8. La véritable ligne rouge : barrer l’acier de mauvaise qualité et défendre la « ligne de vie » des bâtiments
La Chine a apporté la réponse avec deux décennies de dures leçons et une élimination unique d’environ 140 millions de tonnes de capacité : pour l’acier non conforme opérant en dehors des normes, les contrôles ponctuels, les amendes et les restrictions de vente traitent le symptôme, pas la maladie. L’avantage de coût que le four à induction tire de l’absence de raffinage et de dépollution lui permet de déverser ses produits à des conditions extrêmement déloyales pour les capacités conformes. Mais plus meurtrier que la perturbation du marché, c’est son danger caché pour la sécurité publique — les défauts de ces aciers sont enfouis dans l’allongement et la limite d’élasticité, invisibles en temps normal et révélés seulement sous des contraintes extrêmes comme un tremblement de terre, sous forme de rupture et d’effondrement.

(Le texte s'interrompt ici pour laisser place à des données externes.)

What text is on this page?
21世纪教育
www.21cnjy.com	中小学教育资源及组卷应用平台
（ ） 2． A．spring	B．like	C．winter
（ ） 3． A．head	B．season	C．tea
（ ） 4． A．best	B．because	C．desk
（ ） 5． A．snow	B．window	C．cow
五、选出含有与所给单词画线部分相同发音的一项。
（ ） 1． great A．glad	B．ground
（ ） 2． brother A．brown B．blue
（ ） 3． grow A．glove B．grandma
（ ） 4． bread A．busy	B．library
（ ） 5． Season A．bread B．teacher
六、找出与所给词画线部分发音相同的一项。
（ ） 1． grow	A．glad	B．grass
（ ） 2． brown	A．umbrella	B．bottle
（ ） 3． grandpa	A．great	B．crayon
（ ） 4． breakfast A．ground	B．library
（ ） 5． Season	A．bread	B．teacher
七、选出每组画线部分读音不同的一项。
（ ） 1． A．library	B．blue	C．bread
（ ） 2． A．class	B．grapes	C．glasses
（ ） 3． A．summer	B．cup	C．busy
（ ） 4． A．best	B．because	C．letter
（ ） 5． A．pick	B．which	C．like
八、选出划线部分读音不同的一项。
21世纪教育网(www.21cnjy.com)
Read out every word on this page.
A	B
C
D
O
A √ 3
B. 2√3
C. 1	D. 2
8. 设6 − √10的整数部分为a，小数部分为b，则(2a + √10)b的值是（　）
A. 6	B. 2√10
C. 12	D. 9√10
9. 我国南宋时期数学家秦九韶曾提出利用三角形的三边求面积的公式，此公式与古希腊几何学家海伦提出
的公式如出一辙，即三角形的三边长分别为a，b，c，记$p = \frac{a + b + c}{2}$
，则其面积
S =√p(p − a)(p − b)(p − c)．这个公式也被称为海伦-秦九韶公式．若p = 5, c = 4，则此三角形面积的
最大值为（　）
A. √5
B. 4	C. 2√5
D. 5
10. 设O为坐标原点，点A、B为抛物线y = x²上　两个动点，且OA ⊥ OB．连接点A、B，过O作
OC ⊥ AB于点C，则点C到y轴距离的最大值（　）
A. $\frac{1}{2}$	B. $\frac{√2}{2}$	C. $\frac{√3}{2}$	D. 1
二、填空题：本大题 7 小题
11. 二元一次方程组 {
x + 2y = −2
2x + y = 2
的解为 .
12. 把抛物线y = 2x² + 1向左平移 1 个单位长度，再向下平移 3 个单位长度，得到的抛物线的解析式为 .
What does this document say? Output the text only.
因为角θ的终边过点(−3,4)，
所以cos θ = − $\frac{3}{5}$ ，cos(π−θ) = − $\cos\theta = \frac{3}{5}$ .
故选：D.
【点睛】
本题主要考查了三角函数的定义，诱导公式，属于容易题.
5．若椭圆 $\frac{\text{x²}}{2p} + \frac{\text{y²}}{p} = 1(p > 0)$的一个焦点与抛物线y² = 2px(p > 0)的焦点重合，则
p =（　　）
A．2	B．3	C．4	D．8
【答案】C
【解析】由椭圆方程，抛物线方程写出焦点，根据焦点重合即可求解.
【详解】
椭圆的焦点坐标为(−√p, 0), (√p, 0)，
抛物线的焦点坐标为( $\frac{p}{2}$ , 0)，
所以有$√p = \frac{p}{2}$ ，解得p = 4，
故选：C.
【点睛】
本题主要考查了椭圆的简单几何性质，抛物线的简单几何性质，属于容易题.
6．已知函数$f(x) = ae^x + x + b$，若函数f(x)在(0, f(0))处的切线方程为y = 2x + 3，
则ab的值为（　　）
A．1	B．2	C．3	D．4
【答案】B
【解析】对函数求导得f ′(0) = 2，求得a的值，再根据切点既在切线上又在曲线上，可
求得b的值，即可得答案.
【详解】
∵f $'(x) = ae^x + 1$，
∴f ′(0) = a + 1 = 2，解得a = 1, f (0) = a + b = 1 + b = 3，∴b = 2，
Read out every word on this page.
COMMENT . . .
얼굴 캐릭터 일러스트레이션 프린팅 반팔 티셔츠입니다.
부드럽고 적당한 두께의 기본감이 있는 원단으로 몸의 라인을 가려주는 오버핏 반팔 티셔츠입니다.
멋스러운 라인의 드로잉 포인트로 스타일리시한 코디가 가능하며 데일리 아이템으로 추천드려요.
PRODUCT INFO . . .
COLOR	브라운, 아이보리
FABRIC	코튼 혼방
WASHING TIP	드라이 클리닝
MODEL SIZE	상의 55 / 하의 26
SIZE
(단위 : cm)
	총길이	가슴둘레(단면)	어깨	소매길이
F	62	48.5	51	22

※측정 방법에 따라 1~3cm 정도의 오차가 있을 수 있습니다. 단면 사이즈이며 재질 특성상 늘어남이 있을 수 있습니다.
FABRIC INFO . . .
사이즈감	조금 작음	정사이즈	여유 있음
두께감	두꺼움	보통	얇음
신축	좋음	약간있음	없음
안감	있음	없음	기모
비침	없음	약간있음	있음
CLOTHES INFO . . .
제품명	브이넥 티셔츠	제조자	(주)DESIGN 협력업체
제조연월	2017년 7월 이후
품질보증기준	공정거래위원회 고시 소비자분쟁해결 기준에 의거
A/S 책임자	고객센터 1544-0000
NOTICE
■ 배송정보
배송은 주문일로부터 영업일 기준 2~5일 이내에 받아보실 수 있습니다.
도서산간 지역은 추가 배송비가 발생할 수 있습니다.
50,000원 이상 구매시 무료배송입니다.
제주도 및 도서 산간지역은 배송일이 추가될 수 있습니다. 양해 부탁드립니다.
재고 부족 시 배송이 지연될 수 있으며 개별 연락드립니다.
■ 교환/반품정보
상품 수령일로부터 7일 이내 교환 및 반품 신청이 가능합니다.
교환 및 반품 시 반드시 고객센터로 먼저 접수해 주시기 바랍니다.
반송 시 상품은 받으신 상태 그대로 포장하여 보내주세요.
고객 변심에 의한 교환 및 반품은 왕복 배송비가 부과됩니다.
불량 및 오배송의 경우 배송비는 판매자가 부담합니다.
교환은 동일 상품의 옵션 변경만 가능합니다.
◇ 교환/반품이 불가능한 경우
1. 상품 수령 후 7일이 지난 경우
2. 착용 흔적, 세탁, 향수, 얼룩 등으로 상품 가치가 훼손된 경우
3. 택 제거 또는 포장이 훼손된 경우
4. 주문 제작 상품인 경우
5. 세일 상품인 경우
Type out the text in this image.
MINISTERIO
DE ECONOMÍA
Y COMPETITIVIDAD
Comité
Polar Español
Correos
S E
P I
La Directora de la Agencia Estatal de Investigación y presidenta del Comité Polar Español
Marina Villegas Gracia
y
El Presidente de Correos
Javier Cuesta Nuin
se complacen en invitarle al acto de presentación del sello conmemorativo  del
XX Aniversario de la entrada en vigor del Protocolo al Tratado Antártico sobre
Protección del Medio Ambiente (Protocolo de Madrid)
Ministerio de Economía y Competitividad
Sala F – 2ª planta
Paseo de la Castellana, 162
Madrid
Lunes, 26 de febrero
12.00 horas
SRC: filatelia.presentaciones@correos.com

Pour l’Asie du Sud-Est — l’une des régions les plus actives sur le plan sismique de la planète — les politiques doivent revenir à la ligne rouge pour les matériaux de construction : tolérance zéro pour l’acier de mauvaise qualité. De la révocation par la Thaïlande de la certification pour l’acier de four à induction, aux appels répétés des Philippines à mettre en œuvre la norme actualisée PNS 49, en passant par la vigilance de l’industrie indonésienne contre la fraude à la certification SNI, un consensus régional prend forme.
La tour effondrée à Bangkok, et les flux massifs d’équipements et de ferraille visibles dans les données douanières, ont déjà prouvé le point : il ne s’agit pas d’une compétition autour d’une technologie de fusion, et encore moins d’une simple question de protection commerciale — c’est un combat pour défendre la ligne rouge de la sécurité humaine. Chaque jour où la lame réglementaire tarde, un autre lot de bombes à retardement — des ronds à béton qui échouent sur l’allongement et sans traçabilité qualité — est coulé au-dessus des têtes de millions de personnes. Avant que le prochain grand séisme n’arrive, barrer complètement l’acier de mauvaise qualité est devenu une question à laquelle les pays d’Asie du Sud-Est ne peuvent plus refuser de répondre.